PCSS generate and process a variety of multimodal data using heterogeneous background knowledge to interpret the data. For example, traffic data (such as from 511.org) contains numeric information about vehicular traffic on roads (e.g., speed, volume, and travel times), as well as textual information about active events (e.g., accidents, vehicle breakdowns) and scheduled events (e.g., sporting events, music events) (Anantharam et al, 2013). Weather datasets (such as from Mesowest) provide numeric information about primitive phenomena (e.g., temperature, precipitation, wind speed) that are required to be combined and abstracted into human comprehensible weather features in textual form.
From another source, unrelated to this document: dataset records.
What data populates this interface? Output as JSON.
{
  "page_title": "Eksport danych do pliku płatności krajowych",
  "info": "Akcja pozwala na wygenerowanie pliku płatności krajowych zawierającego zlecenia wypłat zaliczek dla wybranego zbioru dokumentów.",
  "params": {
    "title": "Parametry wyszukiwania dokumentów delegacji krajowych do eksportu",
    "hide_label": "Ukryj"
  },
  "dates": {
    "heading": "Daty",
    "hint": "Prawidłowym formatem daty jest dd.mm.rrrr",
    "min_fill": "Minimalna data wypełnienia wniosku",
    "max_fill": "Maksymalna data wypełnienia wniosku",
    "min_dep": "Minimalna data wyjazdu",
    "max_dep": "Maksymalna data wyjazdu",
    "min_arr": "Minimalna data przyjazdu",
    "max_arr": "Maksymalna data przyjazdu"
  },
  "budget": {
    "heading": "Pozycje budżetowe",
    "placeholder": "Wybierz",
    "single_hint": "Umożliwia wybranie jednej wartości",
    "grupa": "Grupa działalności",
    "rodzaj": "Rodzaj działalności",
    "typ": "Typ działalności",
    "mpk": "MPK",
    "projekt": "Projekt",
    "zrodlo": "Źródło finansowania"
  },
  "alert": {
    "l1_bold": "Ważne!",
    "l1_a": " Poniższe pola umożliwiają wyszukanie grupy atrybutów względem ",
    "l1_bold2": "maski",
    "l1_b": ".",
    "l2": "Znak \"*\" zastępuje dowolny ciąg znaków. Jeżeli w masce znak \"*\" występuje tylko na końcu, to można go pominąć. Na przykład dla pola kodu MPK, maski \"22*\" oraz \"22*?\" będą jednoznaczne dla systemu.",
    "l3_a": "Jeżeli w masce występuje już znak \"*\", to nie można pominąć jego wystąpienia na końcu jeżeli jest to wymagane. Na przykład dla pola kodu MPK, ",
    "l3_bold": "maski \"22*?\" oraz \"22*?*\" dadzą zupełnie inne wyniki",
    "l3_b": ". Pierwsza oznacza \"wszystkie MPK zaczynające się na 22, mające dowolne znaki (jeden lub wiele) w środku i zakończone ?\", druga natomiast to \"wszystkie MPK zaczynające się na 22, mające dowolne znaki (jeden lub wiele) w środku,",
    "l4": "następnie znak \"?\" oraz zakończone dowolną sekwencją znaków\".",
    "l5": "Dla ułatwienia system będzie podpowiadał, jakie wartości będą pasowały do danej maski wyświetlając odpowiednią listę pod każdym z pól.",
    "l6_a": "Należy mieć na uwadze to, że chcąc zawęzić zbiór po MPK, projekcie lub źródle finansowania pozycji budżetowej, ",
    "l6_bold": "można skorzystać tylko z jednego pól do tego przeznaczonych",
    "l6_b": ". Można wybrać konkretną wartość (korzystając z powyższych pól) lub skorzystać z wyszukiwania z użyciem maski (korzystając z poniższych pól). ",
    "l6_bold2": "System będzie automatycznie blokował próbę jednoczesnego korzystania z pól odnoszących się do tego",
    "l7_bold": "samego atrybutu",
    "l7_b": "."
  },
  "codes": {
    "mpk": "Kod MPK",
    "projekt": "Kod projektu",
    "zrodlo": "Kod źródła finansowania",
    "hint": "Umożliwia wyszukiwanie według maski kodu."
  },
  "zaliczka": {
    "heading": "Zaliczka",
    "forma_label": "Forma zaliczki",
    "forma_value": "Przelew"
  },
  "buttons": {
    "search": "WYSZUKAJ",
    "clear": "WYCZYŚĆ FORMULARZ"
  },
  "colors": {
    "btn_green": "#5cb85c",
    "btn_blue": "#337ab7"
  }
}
In medical domains (e.g., cardiology, asthma, and Parkinson’s disease), various physiological, physical and chemical measurements (obtained through on-body sensors, blood tests, and environmental sensors) and patients’ feedback and self-appraisal (obtained by interviewing them) can be combined and abstracted to determine their health and well-being. The available knowledge captures both qualitative and quantitative aspects. Such diverse knowledge when integrated can provide complementary and corroborative information (Sheth and Thirunarayan, 2012). Geoscience datasets, and materials and process specifications used for realizing Integrated Computational Materials Engineering1 (ICME) and Materials Genome Initiative2 (MGI), exhibit lot of syntactic and semantic variety3 (Thirunarayan et al, 2005). The variety in data formats and the nature of available knowledge challenges our ability to integrate and interoperate with heterogeneous data.